Tse Hung and Tom work together to escape from their captors, and while Tse Hung promptly makes a break for it, Tom frees the ship’s crew and the UNIT team, and they slaughter every alien on the ship. NORAD and CINCPAC have detected the alien battleships entering the atmosphere, and Tsang and her team thus take over the bridge; General Kyle’s orders are to destroy the aliens at all costs, and Tsang intends to ram the Westmoreland into the alien ship if it tries to escape. Captain Kutzov tries to block their path, but he’s misjudged the speed and distance and Tsang inadvertently rams the Zhukov, sinking it. The Doctor, Sarah and Yue Hwa, unaware of what’s happened, transfer up to the Westmoreland to get it out of the way, and Tom knocks out Yue Hwa and takes Sarah hostage, forcing his gun into her armpit and ordering the Doctor to surrender. He’s only bluffing -- he has no intention of hurting Sarah, or so he believes -- but he manages to convince both the Doctor and Sarah that he’s serious. Thus, the Doctor steps away from the Westmoreland’s conn -- and Sarah, knowing that the Doctor must do what he has to, grabs Tom’s hand and pulls the trigger herself, depriving Tom of his hostage.

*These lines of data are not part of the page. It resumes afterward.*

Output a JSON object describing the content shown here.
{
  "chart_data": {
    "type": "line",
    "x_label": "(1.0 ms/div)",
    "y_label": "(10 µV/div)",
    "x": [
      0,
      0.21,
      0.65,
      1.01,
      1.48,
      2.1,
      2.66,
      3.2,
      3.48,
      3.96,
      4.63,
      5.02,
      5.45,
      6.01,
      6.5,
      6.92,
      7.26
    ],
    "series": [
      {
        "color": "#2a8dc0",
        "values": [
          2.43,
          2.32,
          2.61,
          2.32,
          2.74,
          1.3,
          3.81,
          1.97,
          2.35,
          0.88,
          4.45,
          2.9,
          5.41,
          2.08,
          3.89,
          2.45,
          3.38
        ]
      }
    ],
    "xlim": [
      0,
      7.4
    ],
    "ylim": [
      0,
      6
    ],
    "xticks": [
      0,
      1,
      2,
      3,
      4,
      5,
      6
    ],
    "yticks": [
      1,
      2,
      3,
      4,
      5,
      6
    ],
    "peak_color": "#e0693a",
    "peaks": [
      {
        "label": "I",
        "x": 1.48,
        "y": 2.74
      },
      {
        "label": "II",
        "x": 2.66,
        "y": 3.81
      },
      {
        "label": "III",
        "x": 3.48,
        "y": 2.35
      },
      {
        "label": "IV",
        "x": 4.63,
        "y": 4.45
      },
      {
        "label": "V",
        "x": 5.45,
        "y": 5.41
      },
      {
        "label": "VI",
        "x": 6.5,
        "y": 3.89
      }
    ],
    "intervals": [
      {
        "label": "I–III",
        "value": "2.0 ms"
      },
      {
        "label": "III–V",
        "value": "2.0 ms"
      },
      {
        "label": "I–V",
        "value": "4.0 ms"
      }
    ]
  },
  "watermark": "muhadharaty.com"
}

The Doctor easily knocks out the horrified Tom with a nerve pinch, but unfortunately finds that he can’t direct the ship from here in any case. He thus frees the ship’s crew and, with their help, gets to CinC -- where he contacts Tsang and threatens to launch a nuclear missile into the heart of Tehran and trigger a world-wide bloodbath unless Tsang backs off. She believes that he’s serious, but she won’t compromise the Cortez Project, and she thus kills her fellow officers and then herself to prevent the Doctor and his allies from brainwashing them. Chiu’s saucer launches safely, and the aliens depart from the Earth; they will not return unless they are given cause to do so.

Later, the Doctor sits on a park bench and bids farewell to Sarah. They’ve exposed one cell of the Cortez Project, but others remain; clearing them out will be a job for Alistair and the other UNIT operatives whom the Doctor can trust. The Doctor has always trusted Sarah, and they finally lay their differences to rest before she departs. In a sense, at least. According to one eyewitness, the Doctor was alone on the bench that day.

Source: Cameron Dixon

Continuity Notes:
  • Although never explicitly identified as such, the aliens in this novel are likely the Tzun from First Frontier. Also, the briefly-mentioned General Kyle, unseen head of the Cortez Project, may or may not be Marianne Kyle from The Face of the Enemy.
  • Sarah’s fate at the end of this novel is left ambiguous. The obvious interpretation is that she’s been killed, but the novel Sometime Never... reveals that entities in the Time Vortex have been manipulating Time to eliminate the Doctor’s companions and establish a single cut-and-dried historical timeline from the beginning to the end of the Universe. Those plans ultimately come to nothing, and as a result, multiple possible timelines are restored to the Universe, including the possibility of Sarah’s survival. She has been seen alive post-1997 in System Shock, Moving On, Interference, and the Sarah Jane Smith spin-off audios.